THE fate of Gold Fields’ embattled South Deep mine could be decided in the next six months judging by comments made by CEO, Nick Holland, and CFO, Paul Schmidt, at a presentation of interim results in Johannesburg on Thursday.
The mine is about to be radically restructured and the message from both executives appeared to be that management’s permitted time frame in which a turnaround will be delivered has been chopped back.
That’s despite accompanying positive statements by Holland such as that: “I still believe in the future of South Deep because if we did not we would not have selected this option. The (management) team believes in it and they want to give it a go”.
Holland described the restructuring now under way as being aimed at “buying time” through “right-sizing” the cost base of the mining operation to the current level of production at South Deep which he said was “flat lining”.
The long-term future of South Deep depends on getting into the area known as “north of Wrench” where full-scale mechanisation mining methods can be used to recover the estimated 10 million oz gold reserve there.
In July, Holland told Miningmx that it could take up to another three years for operations to transition into north of Wrench and commented: “I think we have to give that a go.
“With the money we have put in, I don’t think this is something we should just walk away from. We should certainly work out how to make it profitable over the long-term even if it’s not as profitable as we originally thought it would be ten years ago,” he said.
But today Holland commented: “We have spent a lot of capital on opening up the north of Wrench. We know what’s there, but it’s a question of getting to it. Although we see a future there we cannot afford to burn the amount of cash that we are currently burning while we wait to get there. Carrying on as we are losing R3m a day is not a good option for us”.
Holland deflected a question on how much Gold Fields might still be prepared to lose at South Deep to Schmidt who replied: “The next six months are critical. We have to work through the restructuring – if that does happen. The short-term goal is to get the mine back to an all-in cost of R525,000/kg”.
South Deep’s all-in cost for the six months to end-June was R715,353/kg. Achieving the R525,000/kg target would restore South Deep to a break-even or marginally profitable position at current dollar gold prices and rand/dollar exchange rates.

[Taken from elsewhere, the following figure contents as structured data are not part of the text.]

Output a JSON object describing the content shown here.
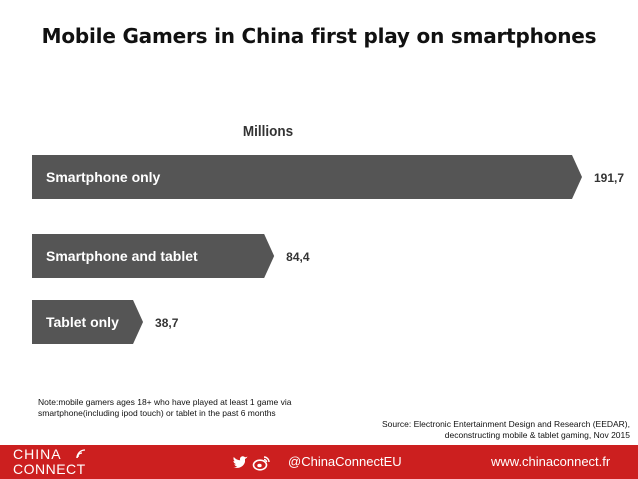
{
  "title": "Mobile Gamers in China first play on smartphones",
  "chart_data": {
    "type": "bar",
    "orientation": "horizontal",
    "title": "Mobile Gamers in China first play on smartphones",
    "unit_label": "Millions",
    "categories": [
      "Smartphone only",
      "Smartphone and tablet",
      "Tablet only"
    ],
    "values": [
      191.7,
      84.4,
      38.7
    ],
    "value_labels": [
      "191,7",
      "84,4",
      "38,7"
    ],
    "bar_color": "#555555",
    "grid": false,
    "legend": "none"
  },
  "note": "Note:mobile gamers ages 18+ who have played at least 1 game via smartphone(including ipod touch) or tablet in the past 6 months",
  "source": "Source: Electronic Entertainment Design and Research (EEDAR), deconstructing mobile & tablet gaming, Nov 2015",
  "footer": {
    "logo_line1": "CHINA",
    "logo_line2": "CONNECT",
    "handle": "@ChinaConnectEU",
    "website": "www.chinaconnect.fr",
    "icons": [
      "twitter-icon",
      "weibo-icon"
    ],
    "background": "#cc1f1f"
  }
}
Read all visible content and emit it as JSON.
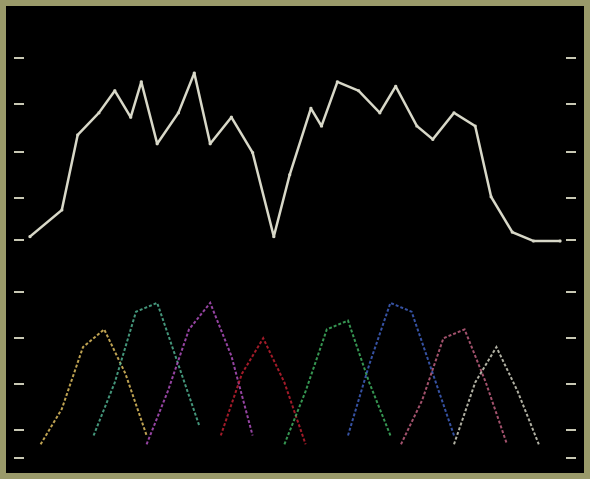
{
  "colors": {
    "background": "#000000",
    "frame": "#9a9a6a",
    "tick": "#c8c8b4",
    "upper_trace": "#d8d8c8",
    "lower_traces": [
      "#e0c060",
      "#50b090",
      "#b050c0",
      "#c02030",
      "#40b060",
      "#4060c0",
      "#c06080",
      "#d0d0c0"
    ]
  },
  "chart_data": {
    "type": "line",
    "title": "",
    "xlabel": "",
    "ylabel": "",
    "legend": "none",
    "grid": false,
    "x_range": [
      0,
      100
    ],
    "y_range": [
      0,
      100
    ],
    "upper_trace": {
      "x": [
        0,
        6,
        9,
        13,
        16,
        19,
        21,
        24,
        28,
        31,
        34,
        38,
        42,
        46,
        49,
        53,
        55,
        58,
        62,
        66,
        69,
        73,
        76,
        80,
        84,
        87,
        91,
        95,
        100
      ],
      "y": [
        51,
        57,
        74,
        79,
        84,
        78,
        86,
        72,
        79,
        88,
        72,
        78,
        70,
        51,
        65,
        80,
        76,
        86,
        84,
        79,
        85,
        76,
        73,
        79,
        76,
        60,
        52,
        50,
        50
      ]
    },
    "lower_traces": [
      {
        "x": [
          2,
          6,
          10,
          14,
          18,
          22
        ],
        "y": [
          4,
          12,
          26,
          30,
          20,
          6
        ]
      },
      {
        "x": [
          12,
          16,
          20,
          24,
          28,
          32
        ],
        "y": [
          6,
          18,
          34,
          36,
          22,
          8
        ]
      },
      {
        "x": [
          22,
          26,
          30,
          34,
          38,
          42
        ],
        "y": [
          4,
          16,
          30,
          36,
          24,
          6
        ]
      },
      {
        "x": [
          36,
          40,
          44,
          48,
          52
        ],
        "y": [
          6,
          20,
          28,
          18,
          4
        ]
      },
      {
        "x": [
          48,
          52,
          56,
          60,
          64,
          68
        ],
        "y": [
          4,
          16,
          30,
          32,
          18,
          6
        ]
      },
      {
        "x": [
          60,
          64,
          68,
          72,
          76,
          80
        ],
        "y": [
          6,
          22,
          36,
          34,
          20,
          6
        ]
      },
      {
        "x": [
          70,
          74,
          78,
          82,
          86,
          90
        ],
        "y": [
          4,
          14,
          28,
          30,
          18,
          4
        ]
      },
      {
        "x": [
          80,
          84,
          88,
          92,
          96
        ],
        "y": [
          4,
          18,
          26,
          16,
          4
        ]
      }
    ]
  }
}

Holland added: “Let’s assume we get through this restructuring – and I think this restructuring is not going to be easy – and fast forward to February next year. We need to know that we have a credible plan and that we are starting to see that we are meeting what we say we are going to do on a week-by-week and month-by-month basis.
“The thing that would cause Paul and I lose more confidence is if we continue to miss targets. Whatever we set out for ourselves post all of this we have to hit”.